At least autumn is pretty. And I re-roached his pony mohawk.
Domino was going terrifically on Monday night. Energetic trot, moving freely – I even hopped off and free lunged him a bit since no one was around, and I was pretty happy with how he looked (lazy – which he always is on the ground, but not notably lame or uneven or short anywhere)…
So last night I took him for a quick evening hack and had that instant “something is wrong” feeling just getting him out of his pasture. He kept tripping behind and losing his hindquarters which is not normal for him – he’s built so balanced and compact that even when he’s lazy and trailing behind, he’s still not totally disjointed like this. I tried to trot a little to see if he could work out of it and he was totally jackhammering behind. Argh. Also very unlike him – he kept trying to jump into the canter, which I’m assuming is because he couldn’t balance or keep his butt under himself to trot up and down the gentle hills.
Yeah. He didn’t work out of it at all. Commence standard treatment of “don’t panic, one week of bute & rest, damn it don’t panic, reevaluate”. Sigh. Probably gonna give the holistic vet a ring and see if she could come get him adjusted and possibly do another round of shockwave treatment, too. It’s okay, I totally don’t need to have any money. Whatever.
He had just started looking better from the initial injury after lots of really painstaking slow long walks and hills… Hopefully it’s just another speed bump for us this year and nothing too serious, but I’m still in the phase of not being able to think it through yet – the time off is honestly probably as much for me to process as it is for him to (hopefully) heal.
But there is some good news. Tebow was great again. We rode outside under the floodlights and he was totally cool about it. We worked on our homework from last lesson: yielding from 20m to 18m to 20m, getting me to release my inside hand, controlling the shoulders, and canter transitions on a 20m circle.
The canter transitions are definitely the hardest of those things right now. It’s really obviously not easy for him to coordinate himself through “canter a few strides, trot, rebalance, canter again, repeat” (with walk and halt transitions liberally thrown in to stop him from anticipating aids). On his strong side – to the right – he’s getting the hang of it. To the left, he’s still very wonky. It’s definitely partially my fault because I have a long history of collapsing my left side. I ended up resorting to the trick of asking for the counter bend before the transition to 1) make me sit up and 2) free up the inside front leg. He insisted on lurching and then leaping off the ground with his entire front end into the transitions, but for now I’ll take that over him getting flat and rushing them.
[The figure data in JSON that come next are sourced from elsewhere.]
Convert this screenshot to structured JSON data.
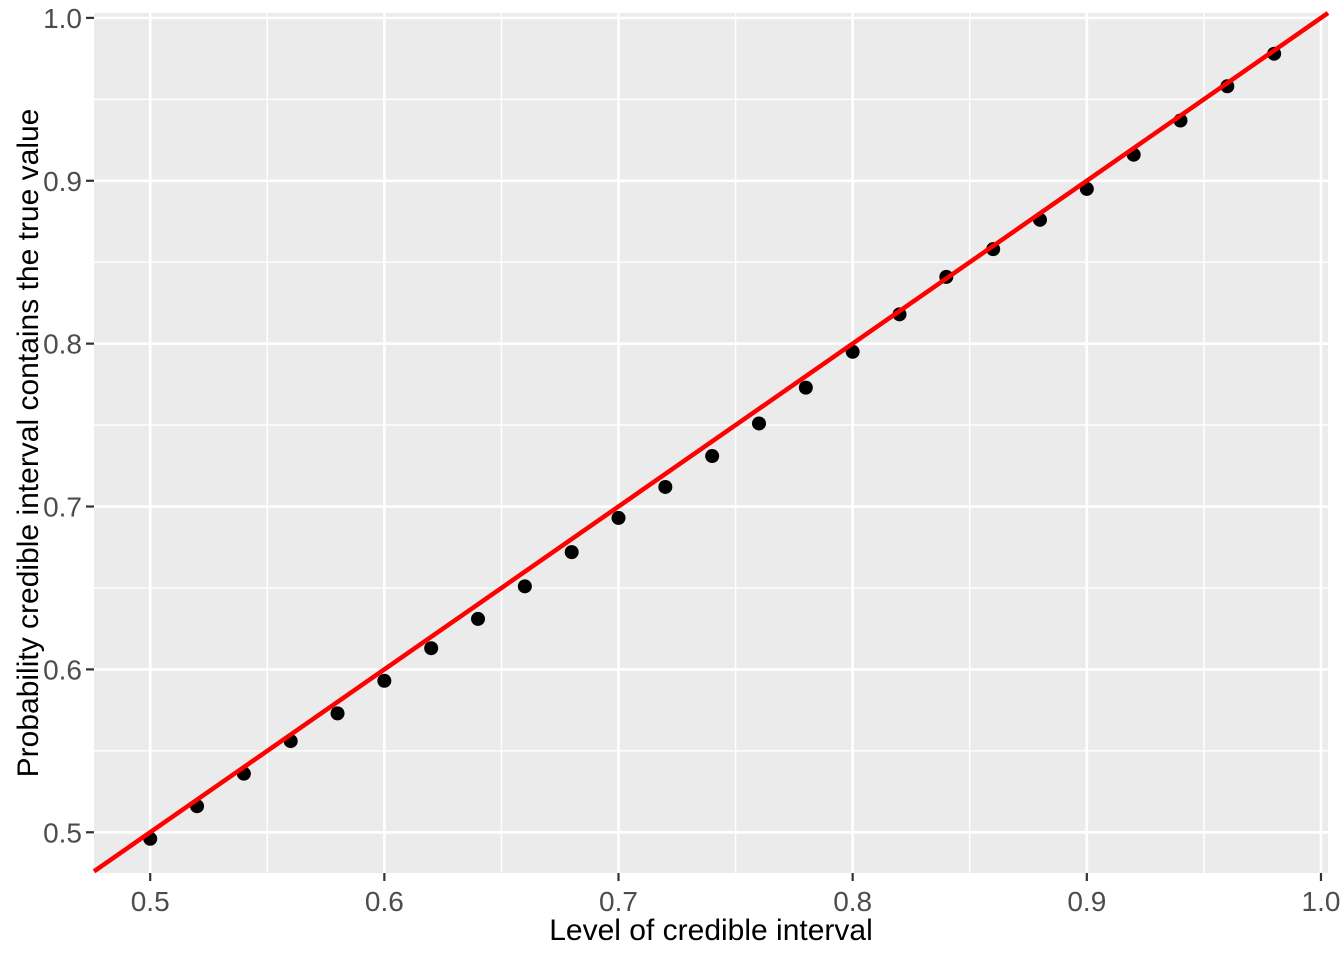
{
  "chart_data": {
    "type": "scatter",
    "title": "",
    "xlabel": "Level of credible interval",
    "ylabel": "Probability credible interval contains the true value",
    "xlim": [
      0.476,
      1.003
    ],
    "ylim": [
      0.475,
      1.003
    ],
    "x_major_ticks": [
      0.5,
      0.6,
      0.7,
      0.8,
      0.9,
      1.0
    ],
    "y_major_ticks": [
      0.5,
      0.6,
      0.7,
      0.8,
      0.9,
      1.0
    ],
    "x_tick_labels": [
      "0.5",
      "0.6",
      "0.7",
      "0.8",
      "0.9",
      "1.0"
    ],
    "y_tick_labels": [
      "0.5",
      "0.6",
      "0.7",
      "0.8",
      "0.9",
      "1.0"
    ],
    "x_minor_ticks": [
      0.55,
      0.65,
      0.75,
      0.85,
      0.95
    ],
    "y_minor_ticks": [
      0.55,
      0.65,
      0.75,
      0.85,
      0.95
    ],
    "grid": true,
    "legend": false,
    "points": {
      "x": [
        0.5,
        0.52,
        0.54,
        0.56,
        0.58,
        0.6,
        0.62,
        0.64,
        0.66,
        0.68,
        0.7,
        0.72,
        0.74,
        0.76,
        0.78,
        0.8,
        0.82,
        0.84,
        0.86,
        0.88,
        0.9,
        0.92,
        0.94,
        0.96,
        0.98
      ],
      "y": [
        0.496,
        0.516,
        0.536,
        0.556,
        0.573,
        0.593,
        0.613,
        0.631,
        0.651,
        0.672,
        0.693,
        0.712,
        0.731,
        0.751,
        0.773,
        0.795,
        0.818,
        0.841,
        0.858,
        0.876,
        0.895,
        0.916,
        0.937,
        0.958,
        0.978
      ]
    },
    "reference_line": {
      "type": "identity",
      "slope": 1,
      "intercept": 0
    },
    "colors": {
      "point": "#000000",
      "reference_line": "#FF0000",
      "panel_background": "#EBEBEB",
      "grid_major": "#FFFFFF",
      "grid_minor": "#FFFFFF",
      "tick_mark": "#333333",
      "tick_label": "#4D4D4D",
      "axis_title": "#000000",
      "figure_background": "#FFFFFF"
    }
  }
}
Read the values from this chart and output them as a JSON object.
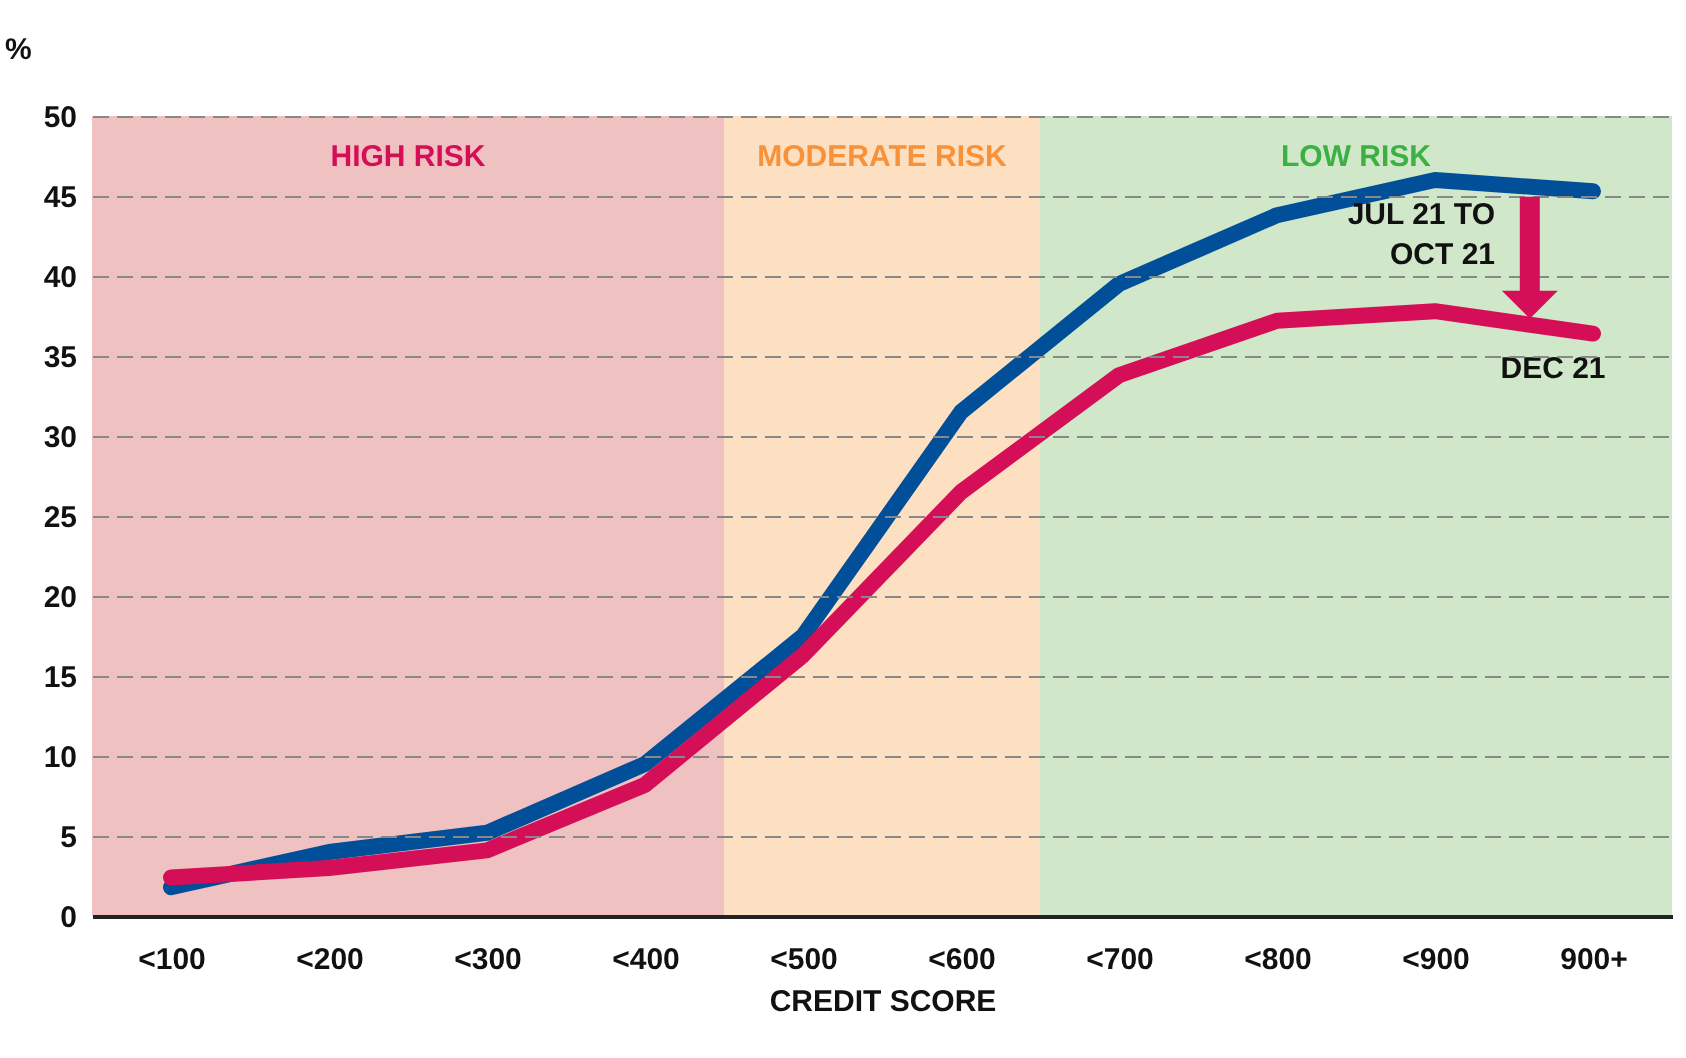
{
  "chart_data": {
    "type": "line",
    "xlabel": "CREDIT SCORE",
    "ylabel": "%",
    "categories": [
      "<100",
      "<200",
      "<300",
      "<400",
      "<500",
      "<600",
      "<700",
      "<800",
      "<900",
      "900+"
    ],
    "series": [
      {
        "name": "JUL 21 TO OCT 21",
        "color": "#004f98",
        "values": [
          1.8,
          4.0,
          5.2,
          9.5,
          17.5,
          31.5,
          39.5,
          43.8,
          46.0,
          45.3
        ]
      },
      {
        "name": "DEC 21",
        "color": "#d40f57",
        "values": [
          2.4,
          3.0,
          4.1,
          8.2,
          16.3,
          26.5,
          33.8,
          37.2,
          37.8,
          36.4
        ]
      }
    ],
    "bands": [
      {
        "axis": "x",
        "from": "<100",
        "to": "<400",
        "label": "HIGH RISK",
        "color": "#f0c1c1"
      },
      {
        "axis": "x",
        "from": "<500",
        "to": "<600",
        "label": "MODERATE RISK",
        "color": "#fde0c2"
      },
      {
        "axis": "x",
        "from": "<700",
        "to": "900+",
        "label": "LOW RISK",
        "color": "#d0e8c9"
      }
    ],
    "ylim": [
      0,
      50
    ],
    "yticks": [
      0,
      5,
      10,
      15,
      20,
      25,
      30,
      35,
      40,
      45,
      50
    ],
    "grid": "y"
  }
}
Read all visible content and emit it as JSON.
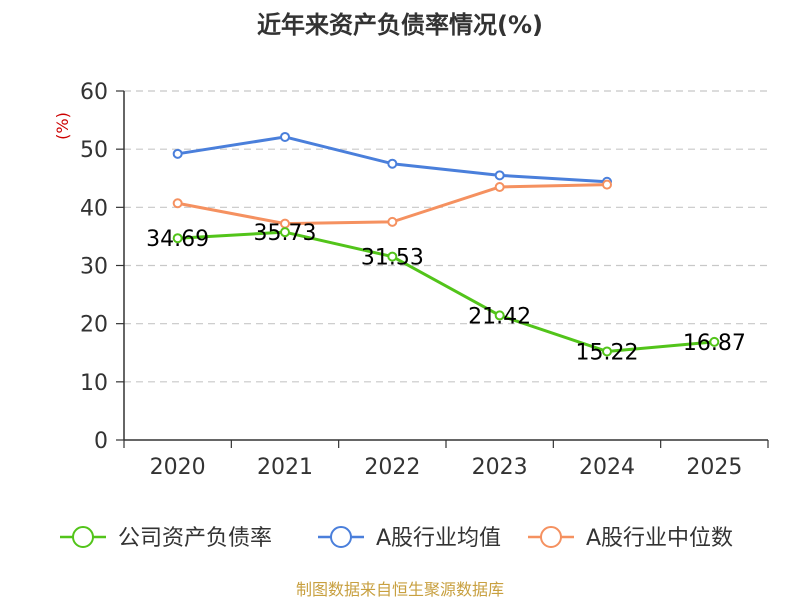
{
  "chart_data": {
    "type": "line",
    "title": "近年来资产负债率情况(%)",
    "ylabel": "(%)",
    "xlabel": "",
    "categories": [
      "2020",
      "2021",
      "2022",
      "2023",
      "2024",
      "2025"
    ],
    "ylim": [
      0,
      60
    ],
    "yticks": [
      0,
      10,
      20,
      30,
      40,
      50,
      60
    ],
    "grid": true,
    "legend_position": "bottom",
    "series": [
      {
        "name": "公司资产负债率",
        "color": "#52c41a",
        "values": [
          34.69,
          35.73,
          31.53,
          21.42,
          15.22,
          16.87
        ],
        "labels": [
          "34.69",
          "35.73",
          "31.53",
          "21.42",
          "15.22",
          "16.87"
        ],
        "show_labels": true
      },
      {
        "name": "A股行业均值",
        "color": "#4a7fdb",
        "values": [
          49.2,
          52.1,
          47.5,
          45.5,
          44.4,
          null
        ],
        "show_labels": false
      },
      {
        "name": "A股行业中位数",
        "color": "#f59160",
        "values": [
          40.7,
          37.2,
          37.5,
          43.5,
          43.9,
          null
        ],
        "show_labels": false
      }
    ]
  },
  "source": "制图数据来自恒生聚源数据库"
}
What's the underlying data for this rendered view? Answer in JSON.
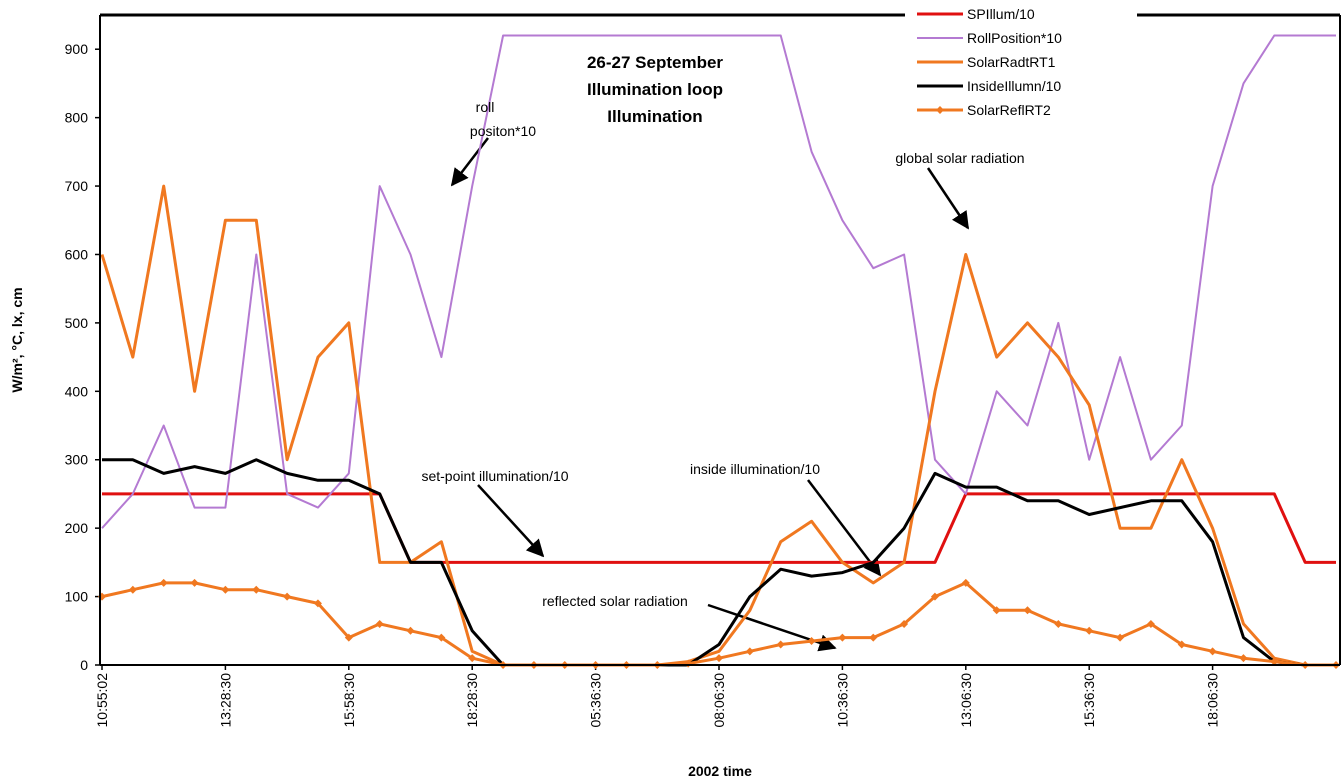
{
  "chart_data": {
    "type": "line",
    "title": [
      "26-27 September",
      "Illumination loop",
      "Illumination"
    ],
    "x_label": "2002 time",
    "y_label": "W/m², °C, lx, cm",
    "categories": [
      "10:55:02",
      null,
      null,
      null,
      "13:28:30",
      null,
      null,
      null,
      "15:58:30",
      null,
      null,
      null,
      "18:28:30",
      null,
      null,
      null,
      "05:36:30",
      null,
      null,
      null,
      "08:06:30",
      null,
      null,
      null,
      "10:36:30",
      null,
      null,
      null,
      "13:06:30",
      null,
      null,
      null,
      "15:36:30",
      null,
      null,
      null,
      "18:06:30",
      null,
      null,
      null,
      null
    ],
    "ylim": [
      0,
      950
    ],
    "yticks": [
      0,
      100,
      200,
      300,
      400,
      500,
      600,
      700,
      800,
      900
    ],
    "legend": "top-right",
    "series": [
      {
        "name": "SPIllum/10",
        "color": "#e01010",
        "values": [
          250,
          250,
          250,
          250,
          250,
          250,
          250,
          250,
          250,
          250,
          150,
          150,
          150,
          150,
          150,
          150,
          150,
          150,
          150,
          150,
          150,
          150,
          150,
          150,
          150,
          150,
          150,
          150,
          250,
          250,
          250,
          250,
          250,
          250,
          250,
          250,
          250,
          250,
          250,
          150,
          150
        ]
      },
      {
        "name": "RollPosition*10",
        "color": "#b47ad2",
        "values": [
          200,
          250,
          350,
          230,
          230,
          600,
          250,
          230,
          280,
          700,
          600,
          450,
          700,
          920,
          920,
          920,
          920,
          920,
          920,
          920,
          920,
          920,
          920,
          750,
          650,
          580,
          600,
          300,
          250,
          400,
          350,
          500,
          300,
          450,
          300,
          350,
          700,
          850,
          920,
          920,
          920
        ]
      },
      {
        "name": "SolarRadtRT1",
        "color": "#f07820",
        "values": [
          600,
          450,
          700,
          400,
          650,
          650,
          300,
          450,
          500,
          150,
          150,
          180,
          20,
          0,
          0,
          0,
          0,
          0,
          0,
          5,
          20,
          80,
          180,
          210,
          150,
          120,
          150,
          400,
          600,
          450,
          500,
          450,
          380,
          200,
          200,
          300,
          200,
          60,
          10,
          0,
          0
        ]
      },
      {
        "name": "InsideIllumn/10",
        "color": "#000000",
        "values": [
          300,
          300,
          280,
          290,
          280,
          300,
          280,
          270,
          270,
          250,
          150,
          150,
          50,
          0,
          0,
          0,
          0,
          0,
          0,
          0,
          30,
          100,
          140,
          130,
          135,
          150,
          200,
          280,
          260,
          260,
          240,
          240,
          220,
          230,
          240,
          240,
          180,
          40,
          5,
          0,
          0
        ]
      },
      {
        "name": "SolarReflRT2",
        "color": "#f07820",
        "marker": "diamond",
        "values": [
          100,
          110,
          120,
          120,
          110,
          110,
          100,
          90,
          40,
          60,
          50,
          40,
          10,
          0,
          0,
          0,
          0,
          0,
          0,
          2,
          10,
          20,
          30,
          35,
          40,
          40,
          60,
          100,
          120,
          80,
          80,
          60,
          50,
          40,
          60,
          30,
          20,
          10,
          5,
          0,
          0
        ]
      }
    ],
    "annotations": [
      [
        "roll",
        "positon*10"
      ],
      [
        "global solar radiation"
      ],
      [
        "set-point illumination/10"
      ],
      [
        "inside illumination/10"
      ],
      [
        "reflected solar radiation"
      ]
    ]
  }
}
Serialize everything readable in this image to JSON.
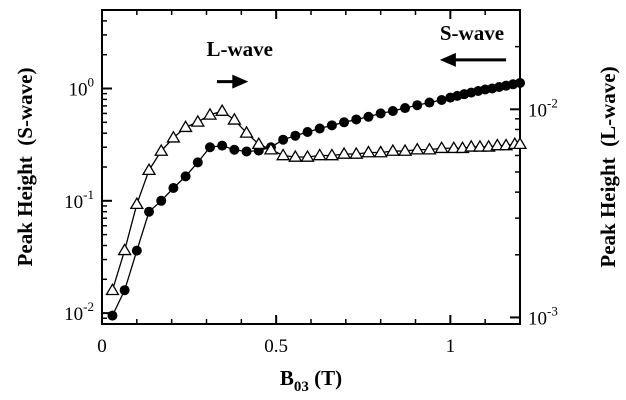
{
  "chart_data": {
    "type": "scatter",
    "x": {
      "label_main": "B",
      "label_sub": "03",
      "label_unit": " (T)",
      "range": [
        0,
        1.2
      ],
      "ticks": [
        {
          "value": 0,
          "label": "0"
        },
        {
          "value": 0.5,
          "label": "0.5"
        },
        {
          "value": 1,
          "label": "1"
        }
      ]
    },
    "y_left": {
      "label": "Peak Height  (S-wave)",
      "scale": "log",
      "range": [
        0.008,
        5
      ],
      "ticks": [
        {
          "value": 0.01,
          "mantissa": "10",
          "exp": "-2"
        },
        {
          "value": 0.1,
          "mantissa": "10",
          "exp": "-1"
        },
        {
          "value": 1,
          "mantissa": "10",
          "exp": "0"
        }
      ]
    },
    "y_right": {
      "label": "Peak Height  (L-wave)",
      "scale": "log",
      "range": [
        0.00093,
        0.03
      ],
      "ticks": [
        {
          "value": 0.001,
          "mantissa": "10",
          "exp": "-3"
        },
        {
          "value": 0.01,
          "mantissa": "10",
          "exp": "-2"
        }
      ]
    },
    "series": [
      {
        "axis": "left",
        "marker": "filled-circle",
        "color": "#000000",
        "points": [
          [
            0.03,
            0.0095
          ],
          [
            0.065,
            0.016
          ],
          [
            0.1,
            0.036
          ],
          [
            0.135,
            0.08
          ],
          [
            0.17,
            0.1
          ],
          [
            0.205,
            0.13
          ],
          [
            0.24,
            0.165
          ],
          [
            0.275,
            0.22
          ],
          [
            0.31,
            0.3
          ],
          [
            0.345,
            0.31
          ],
          [
            0.38,
            0.285
          ],
          [
            0.415,
            0.275
          ],
          [
            0.45,
            0.28
          ],
          [
            0.485,
            0.3
          ],
          [
            0.52,
            0.35
          ],
          [
            0.555,
            0.38
          ],
          [
            0.59,
            0.41
          ],
          [
            0.625,
            0.44
          ],
          [
            0.66,
            0.47
          ],
          [
            0.695,
            0.5
          ],
          [
            0.73,
            0.53
          ],
          [
            0.765,
            0.56
          ],
          [
            0.8,
            0.6
          ],
          [
            0.835,
            0.63
          ],
          [
            0.87,
            0.67
          ],
          [
            0.905,
            0.71
          ],
          [
            0.94,
            0.75
          ],
          [
            0.975,
            0.79
          ],
          [
            1.0,
            0.83
          ],
          [
            1.02,
            0.86
          ],
          [
            1.04,
            0.89
          ],
          [
            1.06,
            0.92
          ],
          [
            1.08,
            0.95
          ],
          [
            1.1,
            0.98
          ],
          [
            1.12,
            1.0
          ],
          [
            1.14,
            1.03
          ],
          [
            1.16,
            1.06
          ],
          [
            1.18,
            1.09
          ],
          [
            1.2,
            1.12
          ]
        ]
      },
      {
        "axis": "right",
        "marker": "open-triangle",
        "color": "#000000",
        "points": [
          [
            0.03,
            0.00135
          ],
          [
            0.065,
            0.0021
          ],
          [
            0.1,
            0.0035
          ],
          [
            0.135,
            0.0051
          ],
          [
            0.17,
            0.0063
          ],
          [
            0.205,
            0.0073
          ],
          [
            0.24,
            0.0082
          ],
          [
            0.275,
            0.0087
          ],
          [
            0.31,
            0.0094
          ],
          [
            0.345,
            0.0098
          ],
          [
            0.38,
            0.0089
          ],
          [
            0.415,
            0.0077
          ],
          [
            0.45,
            0.0068
          ],
          [
            0.485,
            0.0064
          ],
          [
            0.52,
            0.006
          ],
          [
            0.555,
            0.0059
          ],
          [
            0.59,
            0.0059
          ],
          [
            0.625,
            0.006
          ],
          [
            0.66,
            0.006
          ],
          [
            0.695,
            0.0061
          ],
          [
            0.73,
            0.0061
          ],
          [
            0.765,
            0.0062
          ],
          [
            0.8,
            0.0062
          ],
          [
            0.835,
            0.0063
          ],
          [
            0.87,
            0.0063
          ],
          [
            0.905,
            0.0064
          ],
          [
            0.94,
            0.0064
          ],
          [
            0.975,
            0.0065
          ],
          [
            1.01,
            0.0065
          ],
          [
            1.035,
            0.0065
          ],
          [
            1.06,
            0.0066
          ],
          [
            1.085,
            0.0066
          ],
          [
            1.11,
            0.0066
          ],
          [
            1.135,
            0.0067
          ],
          [
            1.16,
            0.0067
          ],
          [
            1.185,
            0.0068
          ],
          [
            1.2,
            0.0068
          ]
        ]
      }
    ],
    "annotations": [
      {
        "text": "L-wave",
        "arrow": "right",
        "arrow_from": [
          0.33,
          1.15
        ],
        "arrow_to": [
          0.42,
          1.15
        ],
        "text_at": [
          0.3,
          1.95
        ]
      },
      {
        "text": "S-wave",
        "arrow": "left",
        "arrow_from": [
          1.16,
          1.8
        ],
        "arrow_to": [
          0.97,
          1.8
        ],
        "text_at": [
          0.97,
          2.7
        ]
      }
    ]
  }
}
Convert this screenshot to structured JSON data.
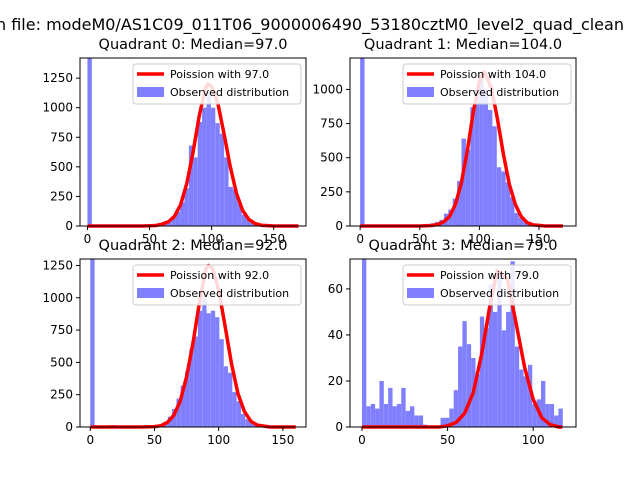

I’m hoping doing some more strengthening and balance work over the winter will get that smoothed out – in fact, that’s already what is happening with his right canter. My trainer and I both think this is a pretty important thing to nail down, because once he can balance himself in the canter, we can start adjusting his stride, and that’s really the only thing left that he needs to be able to move up to novice successfully.
Generally it was a really mixed bag… But thank goodness I have a jumping lesson tonight that I desperately need – logistics have made us miss the past couple weeks, which in hindsight my bank account appreciates, but which also means I’m really ready for some direction and other stuff to work on. The timing isn’t great since I decided I’m going to Emerald Isle for my dad’s birthday/a mental health horse-free weekend from Thursday to Sunday because Domino’s issues have me feeling really burned out. I’m hoping a good lesson and a few days’ absence will give me a little boost.